Reflections on Graduation: Growth Through Data and Discovery
I just graduated from UT Austin with a B.S. in Computational Biology, a certificate in Programming and Computation, and a minor in Data Science. As I step into this next chapter, I’ve been reflecting on what I’ve learned—not just from textbooks or lectures, but from the process of building, analyzing, and adapting.
📖 Some History
I came into UT Austin as a Neuroscience major despite having done four years of computer science in high school. I was on a bit of…a poorly timed rebellious act, not wanting to follow in footsteps of SWE dad. For some reason my “rebellious” act included wanting to go into healthcare. After some work in some clinics, and finally taking a CS class out of my own volition…I was faced with the fact that I actually love to code!
But I HATED designing webpages, I didn’t want to make video games…so what else is there to do? That’s when I took my first ever statistics class my sophomore spring, and I FELL IN LOVE with data and moreso how coding paired with it. I was the student that was staying after class, going to office hours for fun, and soon enough it led me down to pursue a minor in data science. Each class I took after made me love data and it’s possibilities even further. I became an educated tutor on campus of many of the statistics subject and an “R warrior”.
For much of my undergrad I regretted not coming in as a CS major, but in reflection, I realize that all things happen for a reason and all paths led me to be able to focus on data science courses freely throughout my last two years of undergrad (even if that meant changing to be a computational biology major–because if I’m being honest it was the closest thing to data science before UT had a data science major haha).
📊 Projects That Shaped Me
On the same note, I think it’s worth reflecting on some projects I was able to do throughout my coursework at UT!
🪴 Plant Care Assistant Web App (Fall 2023)
This was a solo Python project where I built a personalized plant care app using Streamlit, the Perennial API, and Pandas. Features included:
- Real-time data lookup for 5,000+ plant species
- Automated task tracking (watering, sunlight, care tips)
- UI designed for beginner-friendly plant support
It taught me how to connect APIs, manage dynamic UIs, and deliver tailored recommendations—an experience close to real product design.
📺 Dr. Who Viewership Analysis (Fall 2023)

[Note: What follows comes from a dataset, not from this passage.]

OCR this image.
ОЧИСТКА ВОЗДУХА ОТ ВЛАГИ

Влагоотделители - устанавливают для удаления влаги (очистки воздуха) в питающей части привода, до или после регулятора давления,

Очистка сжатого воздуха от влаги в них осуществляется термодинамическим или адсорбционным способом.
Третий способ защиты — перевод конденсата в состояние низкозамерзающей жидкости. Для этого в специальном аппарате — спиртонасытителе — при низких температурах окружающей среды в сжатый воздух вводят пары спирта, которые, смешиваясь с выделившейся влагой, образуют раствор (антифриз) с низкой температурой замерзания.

This collaborative project focused on time-series data and regressions to understand factors affecting Dr. Who’s viewership across seasons. We:
- Cleaned and modeled data in R
- Investigated the effects of showrunners, companions, air dates, and review ratings
- Used AIC to compare competing models and interactions
- Visualized viewership and critic score trends with custom ggplot2 visuals
It was a fun and challenging project that taught me how to evaluate models in a social/cultural context and communicate statistical uncertainty clearly.
🎲 World Cube Association Project (Spring 2024)

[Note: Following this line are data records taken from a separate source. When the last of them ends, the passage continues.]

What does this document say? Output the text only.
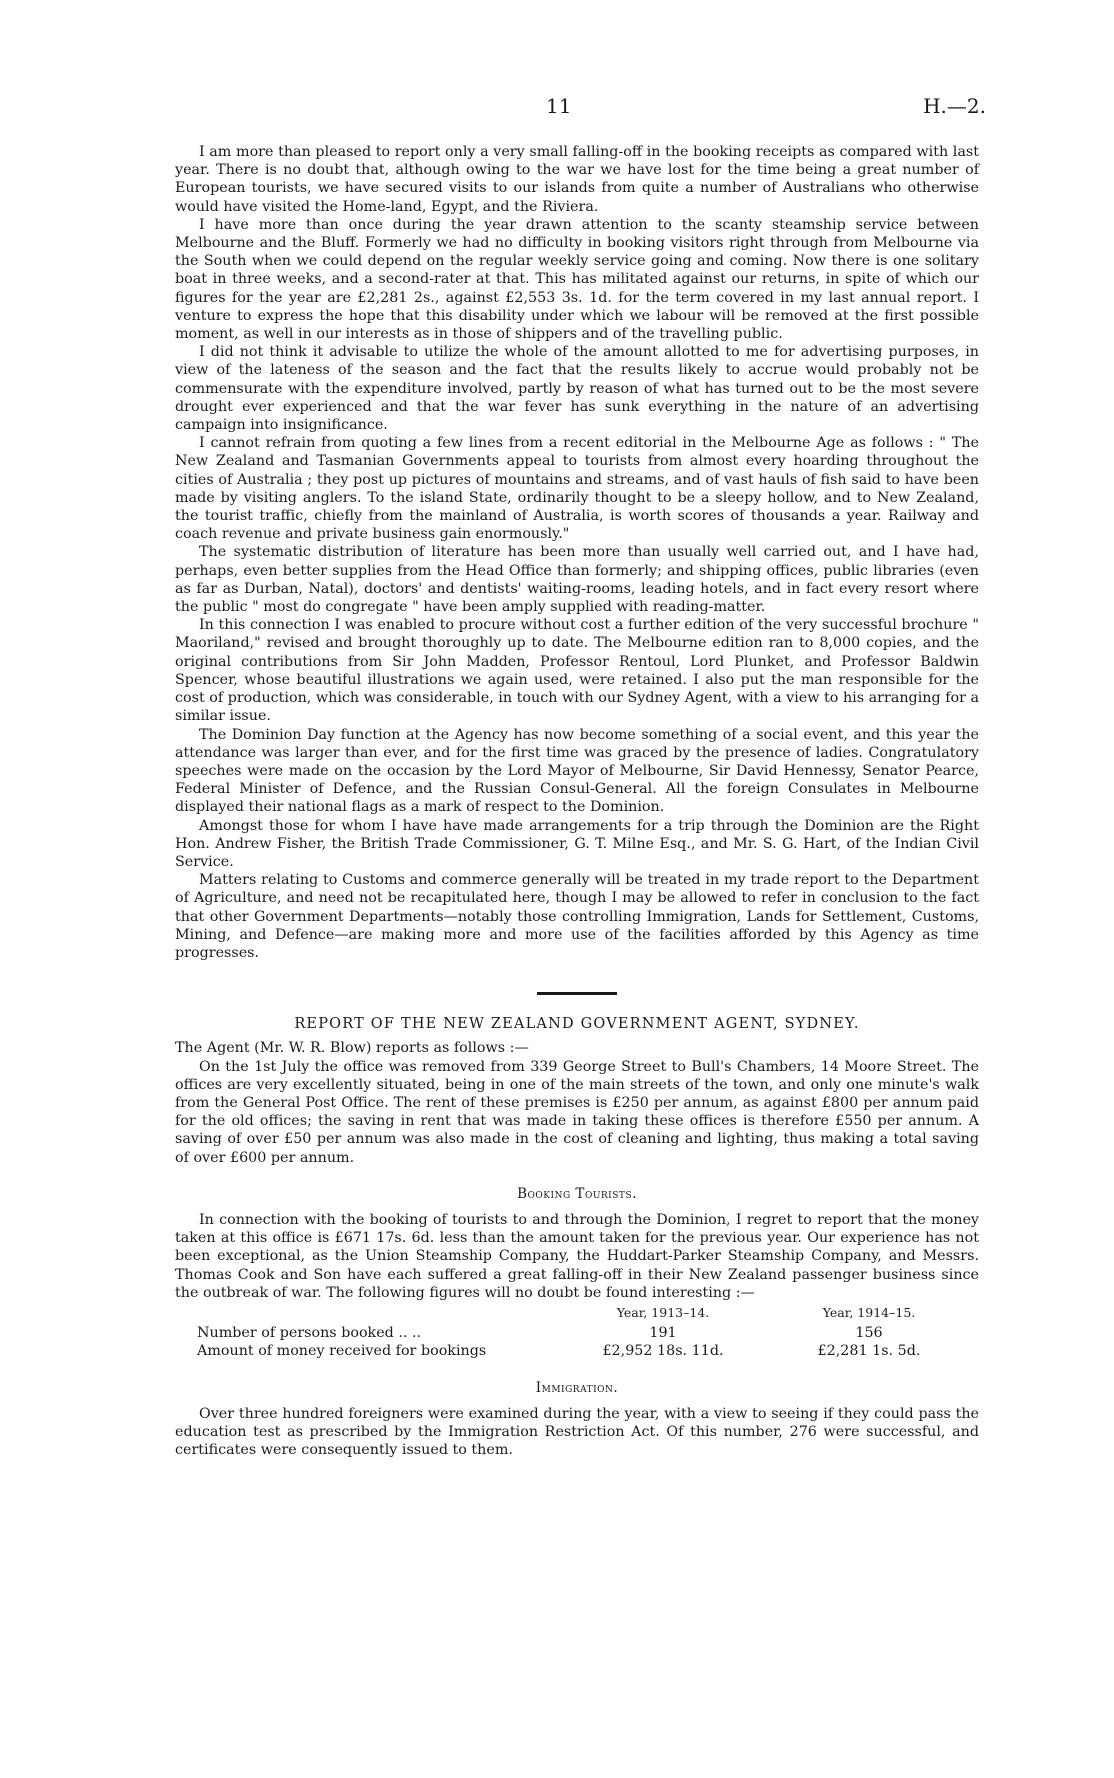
11	H.—2.

I am more than pleased to report only a very small falling-off in the booking receipts as compared with last year. There is no doubt that, although owing to the war we have lost for the time being a great number of European tourists, we have secured visits to our islands from quite a number of Australians who otherwise would have visited the Home-land, Egypt, and the Riviera.

I have more than once during the year drawn attention to the scanty steamship service between Melbourne and the Bluff. Formerly we had no difficulty in booking visitors right through from Melbourne via the South when we could depend on the regular weekly service going and coming. Now there is one solitary boat in three weeks, and a second-rater at that. This has militated against our returns, in spite of which our figures for the year are £2,281 2s., against £2,553 3s. 1d. for the term covered in my last annual report. I venture to express the hope that this disability under which we labour will be removed at the first possible moment, as well in our interests as in those of shippers and of the travelling public.

I did not think it advisable to utilize the whole of the amount allotted to me for advertising purposes, in view of the lateness of the season and the fact that the results likely to accrue would probably not be commensurate with the expenditure involved, partly by reason of what has turned out to be the most severe drought ever experienced and that the war fever has sunk everything in the nature of an advertising campaign into insignificance.

I cannot refrain from quoting a few lines from a recent editorial in the Melbourne Age as follows : " The New Zealand and Tasmanian Governments appeal to tourists from almost every hoarding throughout the cities of Australia ; they post up pictures of mountains and streams, and of vast hauls of fish said to have been made by visiting anglers. To the island State, ordinarily thought to be a sleepy hollow, and to New Zealand, the tourist traffic, chiefly from the mainland of Australia, is worth scores of thousands a year. Railway and coach revenue and private business gain enormously."

The systematic distribution of literature has been more than usually well carried out, and I have had, perhaps, even better supplies from the Head Office than formerly; and shipping offices, public libraries (even as far as Durban, Natal), doctors' and dentists' waiting-rooms, leading hotels, and in fact every resort where the public " most do congregate " have been amply supplied with reading-matter.

In this connection I was enabled to procure without cost a further edition of the very successful brochure " Maoriland," revised and brought thoroughly up to date. The Melbourne edition ran to 8,000 copies, and the original contributions from Sir John Madden, Professor Rentoul, Lord Plunket, and Professor Baldwin Spencer, whose beautiful illustrations we again used, were retained. I also put the man responsible for the cost of production, which was considerable, in touch with our Sydney Agent, with a view to his arranging for a similar issue.

The Dominion Day function at the Agency has now become something of a social event, and this year the attendance was larger than ever, and for the first time was graced by the presence of ladies. Congratulatory speeches were made on the occasion by the Lord Mayor of Melbourne, Sir David Hennessy, Senator Pearce, Federal Minister of Defence, and the Russian Consul-General. All the foreign Consulates in Melbourne displayed their national flags as a mark of respect to the Dominion.

Amongst those for whom I have have made arrangements for a trip through the Dominion are the Right Hon. Andrew Fisher, the British Trade Commissioner, G. T. Milne Esq., and Mr. S. G. Hart, of the Indian Civil Service.

Matters relating to Customs and commerce generally will be treated in my trade report to the Department of Agriculture, and need not be recapitulated here, though I may be allowed to refer in conclusion to the fact that other Government Departments—notably those controlling Immigration, Lands for Settlement, Customs, Mining, and Defence—are making more and more use of the facilities afforded by this Agency as time progresses.

REPORT OF THE NEW ZEALAND GOVERNMENT AGENT, SYDNEY.

The Agent (Mr. W. R. Blow) reports as follows :—

On the 1st July the office was removed from 339 George Street to Bull's Chambers, 14 Moore Street. The offices are very excellently situated, being in one of the main streets of the town, and only one minute's walk from the General Post Office. The rent of these premises is £250 per annum, as against £800 per annum paid for the old offices; the saving in rent that was made in taking these offices is therefore £550 per annum. A saving of over £50 per annum was also made in the cost of cleaning and lighting, thus making a total saving of over £600 per annum.

Booking Tourists.

In connection with the booking of tourists to and through the Dominion, I regret to report that the money taken at this office is £671 17s. 6d. less than the amount taken for the previous year. Our experience has not been exceptional, as the Union Steamship Company, the Huddart-Parker Steamship Company, and Messrs. Thomas Cook and Son have each suffered a great falling-off in their New Zealand passenger business since the outbreak of war. The following figures will no doubt be found interesting :—

	Year, 1913–14.	Year, 1914–15.
Number of persons booked .. ..	191	156
Amount of money received for bookings	£2,952 18s. 11d.	£2,281 1s. 5d.
Immigration.

Over three hundred foreigners were examined during the year, with a view to seeing if they could pass the education test as prescribed by the Immigration Restriction Act. Of this number, 276 were successful, and certificates were consequently issued to them.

As a fun capstone, I analyzed data from the World Cube Association to understand performance trends in Rubik’s Cube competitions. I:
- Cleaned and joined multiple tables of WCA competition data
- Explored historical patterns in best times and participation by event and country
- Visualized the evolution of speedcubing over time with animated plots
- Highlighted gender differences and emerging national leaders in the cubing world
It was a playful but technically rich project that let me practice storytelling with clean visuals, and connect niche interests with broader statistical insights.
🏫 Google School Enrollment Dashboard (Spring 2025)

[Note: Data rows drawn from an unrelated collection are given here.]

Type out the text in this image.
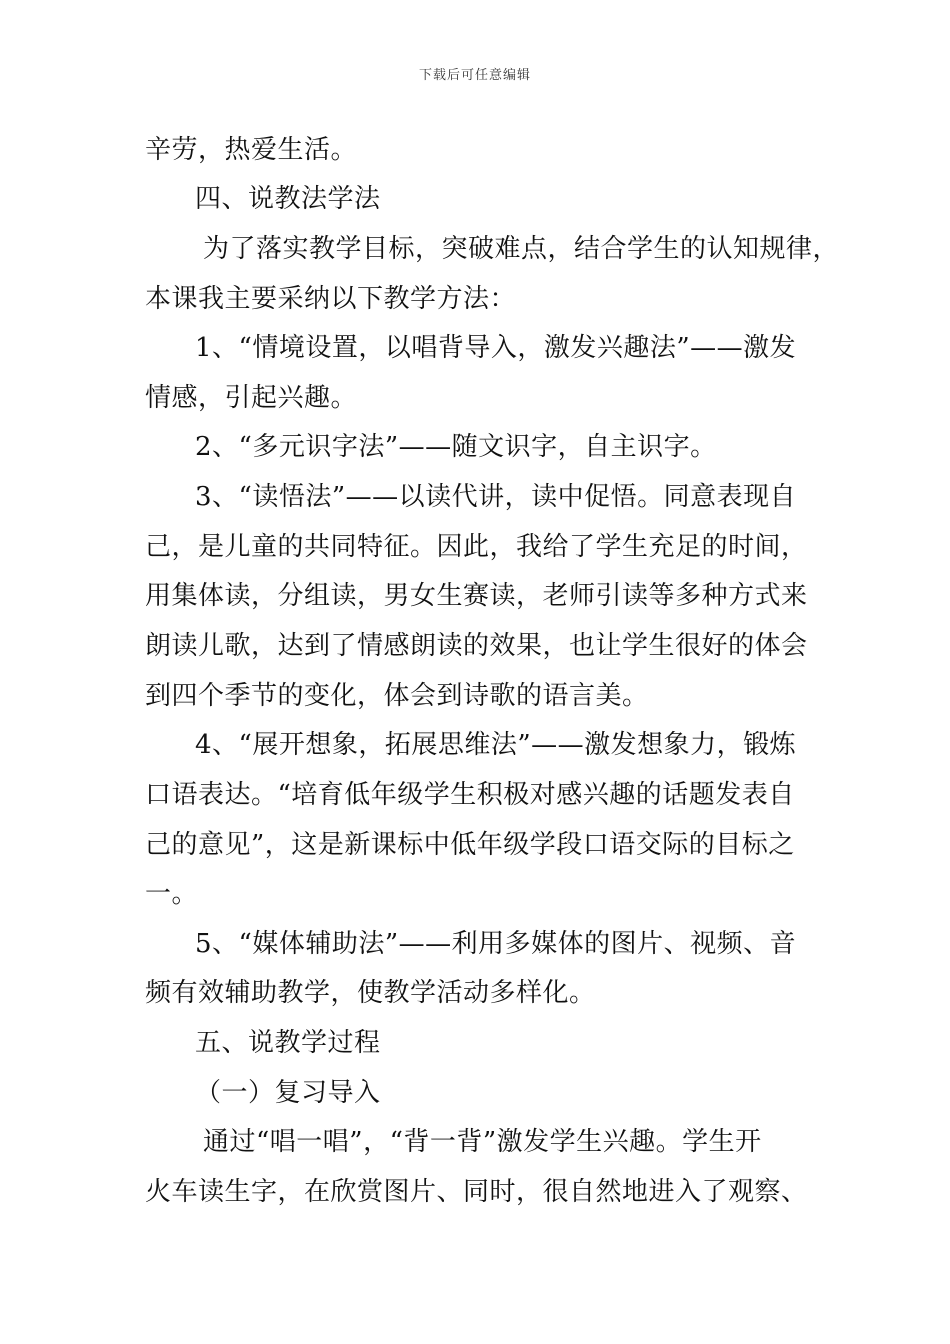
下载后可任意编辑
辛劳，热爱生活。
四、说教法学法
为了落实教学目标，突破难点，结合学生的认知规律，
本课我主要采纳以下教学方法：
1、“情境设置，以唱背导入，激发兴趣法”——激发
情感，引起兴趣。
2、“多元识字法”——随文识字，自主识字。
3、“读悟法”——以读代讲，读中促悟。同意表现自
己，是儿童的共同特征。因此，我给了学生充足的时间，
用集体读，分组读，男女生赛读，老师引读等多种方式来
朗读儿歌，达到了情感朗读的效果，也让学生很好的体会
到四个季节的变化，体会到诗歌的语言美。
4、“展开想象，拓展思维法”——激发想象力，锻炼
口语表达。“培育低年级学生积极对感兴趣的话题发表自
己的意见”，这是新课标中低年级学段口语交际的目标之
一。
5、“媒体辅助法”——利用多媒体的图片、视频、音
频有效辅助教学，使教学活动多样化。
五、说教学过程
（一）复习导入
通过“唱一唱”，“背一背”激发学生兴趣。学生开
火车读生字，在欣赏图片、同时，很自然地进入了观察、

Another major milestone was designing an education data pipeline using Google BigQuery and Looker Studio. I:
- Processed 40+ CSVs of K–12 enrollment data across states
- Wrote SQL queries to examine trends by race, gender, grade, and socioeconomic status
- Built dashboards to show Section 504 participation and free/reduced lunch rates
- Applied cleaning and type-casting workflows to make messy data usable
It was my first end-to-end data engineering and visualization project on a cloud platform — and one that directly supported educational equity analysis.
🐦 FeederWatch Bird Project (Spring 2025)
This was one of the most curious and creative projects I’ve worked on. Using 2021 FeederWatch data, I built models to explore how habitat type shapes species richness and abundance. I:
- Encoded 30+ habitat variables
- Ran PCA to identify environmental gradients
- Built decision trees and multinomial logistic models to predict yard type and species
- Tuned an XGBoost model to impute missing bird counts with solid accuracy
This project taught me how to apply machine learning models to ecological data, and how to translate raw observations into meaningful biological insights.
📚 Courses That Mattered
There were classes that especially challenged and inspired me:
- Elements of Data Science
- Elements of Databases
- Introduction to Statistical Machine Learning
- Regression Analysis
- Probability & Statistics
- Software Engineering and Systems Design
These courses helped build my toolkit: from SQL joins to model cross-validation, from writing unit tests to deploying structured codebases.
💡 Lessons Beyond Code
What I’ve learned isn’t just technical. These projects reminded me that data can be playful, purposeful, and deeply human. From building a plant care app to analyzing bird habitats or visualizing educational access, I’ve seen how data connects us to the world—and to each other. I want to keep exploring problems that matter, designing solutions that feel thoughtful, and making insights that are clear, compassionate, and impactful.